Company A owed rent to Company B and a large amount of unpaid tax to the South African Revenue Service (SARS). A was liquidated but had no assets because an associated company C had taken over its assets without paying for them. An insolvency inquiry was convened but before proceeding a settlement was reached between the liquidator and C in terms of which C agreed to pay B's claim and the claim of any other proved creditor. C duly paid an amount over to the liquidator sufficient to settle B's claim but was unable to pay the claims of SARS and an additional creditor. C was then liquidated but its creditors received no dividend.
The liquidator distributed the amounts paid by C for the settlement of B's claim, not in accordance with the settlement agreement but in terms of the liquidation and distribution account which reflected SARS as a preferent creditor. B objected unsuccessfully to the Master of the High Court. B then applied to the High Court for an order that it was entitled to have the money paid directly to it in settlement of its claim and was successful in that application. SARS not surprisingly appealed against that decision on the basis that the residue in the estate of A must, notwithstanding the agreement between the liquidator and C, be distributed in the order of preference set out in the Insolvency Act.
The liquidator's duty in terms of the Companies Act is to recover all the assets and property of a company and to realise and apply the proceeds firstly in satisfaction of the costs of winding up and then to distribute any residue to the creditors in the order of preference and in the manner set out in the Insolvency Act. It follows that any agreement which purports to subvert the requirements of the Insolvency Act would be unlawful. The Supreme Court of Appeals accordingly found that the agreement between C and the liquidator was lawful for so long as it provided for the payment both of the costs of liquidation and of the claims of all proved creditors and did not purport to prescribe a payment scheme in conflict with the Insolvency Act. As soon as C was unable to make payment of all proved claims, the agreement could not operate without offending the Insolvency Act and became unlawful.

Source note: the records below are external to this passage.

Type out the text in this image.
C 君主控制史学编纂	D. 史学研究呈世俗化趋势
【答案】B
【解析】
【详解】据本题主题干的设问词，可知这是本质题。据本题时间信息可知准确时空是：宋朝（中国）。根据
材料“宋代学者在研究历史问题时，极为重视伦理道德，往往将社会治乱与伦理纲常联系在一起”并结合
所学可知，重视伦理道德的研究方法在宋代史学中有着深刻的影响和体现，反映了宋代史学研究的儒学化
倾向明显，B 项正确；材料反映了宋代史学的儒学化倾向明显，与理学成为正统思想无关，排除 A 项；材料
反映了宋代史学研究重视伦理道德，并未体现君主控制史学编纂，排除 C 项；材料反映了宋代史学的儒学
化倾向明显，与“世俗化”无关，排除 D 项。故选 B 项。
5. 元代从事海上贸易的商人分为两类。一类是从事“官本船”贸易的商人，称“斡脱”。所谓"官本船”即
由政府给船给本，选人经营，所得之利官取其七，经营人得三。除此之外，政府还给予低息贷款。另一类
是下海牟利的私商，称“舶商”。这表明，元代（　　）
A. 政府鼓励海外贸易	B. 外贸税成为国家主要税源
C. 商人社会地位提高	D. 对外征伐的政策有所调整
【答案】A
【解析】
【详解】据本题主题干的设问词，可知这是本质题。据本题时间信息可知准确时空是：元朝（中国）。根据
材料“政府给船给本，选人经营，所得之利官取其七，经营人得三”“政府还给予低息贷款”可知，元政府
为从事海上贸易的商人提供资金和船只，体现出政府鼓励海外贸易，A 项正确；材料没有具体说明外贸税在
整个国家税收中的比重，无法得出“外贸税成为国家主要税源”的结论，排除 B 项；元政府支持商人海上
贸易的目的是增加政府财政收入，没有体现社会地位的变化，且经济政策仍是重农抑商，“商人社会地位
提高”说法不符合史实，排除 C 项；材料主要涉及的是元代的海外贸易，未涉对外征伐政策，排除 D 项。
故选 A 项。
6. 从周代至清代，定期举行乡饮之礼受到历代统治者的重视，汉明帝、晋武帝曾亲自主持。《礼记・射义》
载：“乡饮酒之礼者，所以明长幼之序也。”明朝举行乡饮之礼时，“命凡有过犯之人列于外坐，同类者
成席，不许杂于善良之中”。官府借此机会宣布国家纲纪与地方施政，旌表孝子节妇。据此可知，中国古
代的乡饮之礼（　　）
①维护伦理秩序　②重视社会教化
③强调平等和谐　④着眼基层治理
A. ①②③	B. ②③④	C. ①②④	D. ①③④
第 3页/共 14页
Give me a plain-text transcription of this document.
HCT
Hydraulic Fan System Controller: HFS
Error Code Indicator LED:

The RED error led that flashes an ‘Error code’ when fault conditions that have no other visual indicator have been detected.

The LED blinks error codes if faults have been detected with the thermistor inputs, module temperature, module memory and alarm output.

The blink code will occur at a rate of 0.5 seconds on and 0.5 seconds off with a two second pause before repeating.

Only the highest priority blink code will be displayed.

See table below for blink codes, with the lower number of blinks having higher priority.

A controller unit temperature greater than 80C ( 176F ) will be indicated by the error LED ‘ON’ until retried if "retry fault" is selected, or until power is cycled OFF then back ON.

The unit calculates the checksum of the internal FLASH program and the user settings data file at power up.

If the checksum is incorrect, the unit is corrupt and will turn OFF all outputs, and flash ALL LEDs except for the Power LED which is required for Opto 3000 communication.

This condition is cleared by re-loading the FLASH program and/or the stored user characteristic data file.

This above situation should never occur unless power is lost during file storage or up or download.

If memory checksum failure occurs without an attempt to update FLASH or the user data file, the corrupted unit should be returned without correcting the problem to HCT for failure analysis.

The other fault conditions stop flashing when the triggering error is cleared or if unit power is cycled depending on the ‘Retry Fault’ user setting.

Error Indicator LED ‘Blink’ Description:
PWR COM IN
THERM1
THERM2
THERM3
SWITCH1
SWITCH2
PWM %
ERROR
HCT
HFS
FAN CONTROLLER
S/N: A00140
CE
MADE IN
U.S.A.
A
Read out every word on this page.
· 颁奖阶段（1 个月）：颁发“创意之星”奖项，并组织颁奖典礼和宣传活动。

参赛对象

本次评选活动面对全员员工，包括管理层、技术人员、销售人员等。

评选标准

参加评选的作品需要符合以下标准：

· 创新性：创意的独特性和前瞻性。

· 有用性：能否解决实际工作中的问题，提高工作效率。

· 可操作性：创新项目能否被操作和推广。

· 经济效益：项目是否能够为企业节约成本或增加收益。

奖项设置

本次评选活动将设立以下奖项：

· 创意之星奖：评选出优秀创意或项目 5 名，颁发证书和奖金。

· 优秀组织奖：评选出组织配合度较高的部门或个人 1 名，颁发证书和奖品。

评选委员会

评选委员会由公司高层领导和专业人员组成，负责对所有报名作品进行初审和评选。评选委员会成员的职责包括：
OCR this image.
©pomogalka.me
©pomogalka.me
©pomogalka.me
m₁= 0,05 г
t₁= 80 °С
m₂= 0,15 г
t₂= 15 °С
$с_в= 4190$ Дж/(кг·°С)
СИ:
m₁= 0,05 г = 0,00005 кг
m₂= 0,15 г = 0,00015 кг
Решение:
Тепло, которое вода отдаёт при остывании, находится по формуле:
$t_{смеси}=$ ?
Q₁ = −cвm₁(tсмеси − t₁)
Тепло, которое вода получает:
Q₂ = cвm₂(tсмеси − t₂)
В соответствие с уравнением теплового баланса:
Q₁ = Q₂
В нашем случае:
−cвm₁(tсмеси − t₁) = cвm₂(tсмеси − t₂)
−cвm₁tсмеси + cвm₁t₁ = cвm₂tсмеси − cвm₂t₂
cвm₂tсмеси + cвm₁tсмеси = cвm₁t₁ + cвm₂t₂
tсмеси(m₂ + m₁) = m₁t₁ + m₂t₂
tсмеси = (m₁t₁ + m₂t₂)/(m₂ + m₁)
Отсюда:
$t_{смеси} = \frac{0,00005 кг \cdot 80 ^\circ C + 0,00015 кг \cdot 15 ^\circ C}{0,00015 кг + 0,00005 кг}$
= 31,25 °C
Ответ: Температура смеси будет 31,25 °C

The court held that the liquidator's duty to the estate and the creditors overrides any particular duty that the liquidator assumes in terms of a settlement agreement. The decision of the liquidator in this case to distribute the residue of the estate in accordance with the requirements of the Insolvency Act and contrary to the settlement agreement with C, which settlement agreement had become unlawful, was accordingly in keeping with the liquidator's duty and the court upheld the appeal of SARS.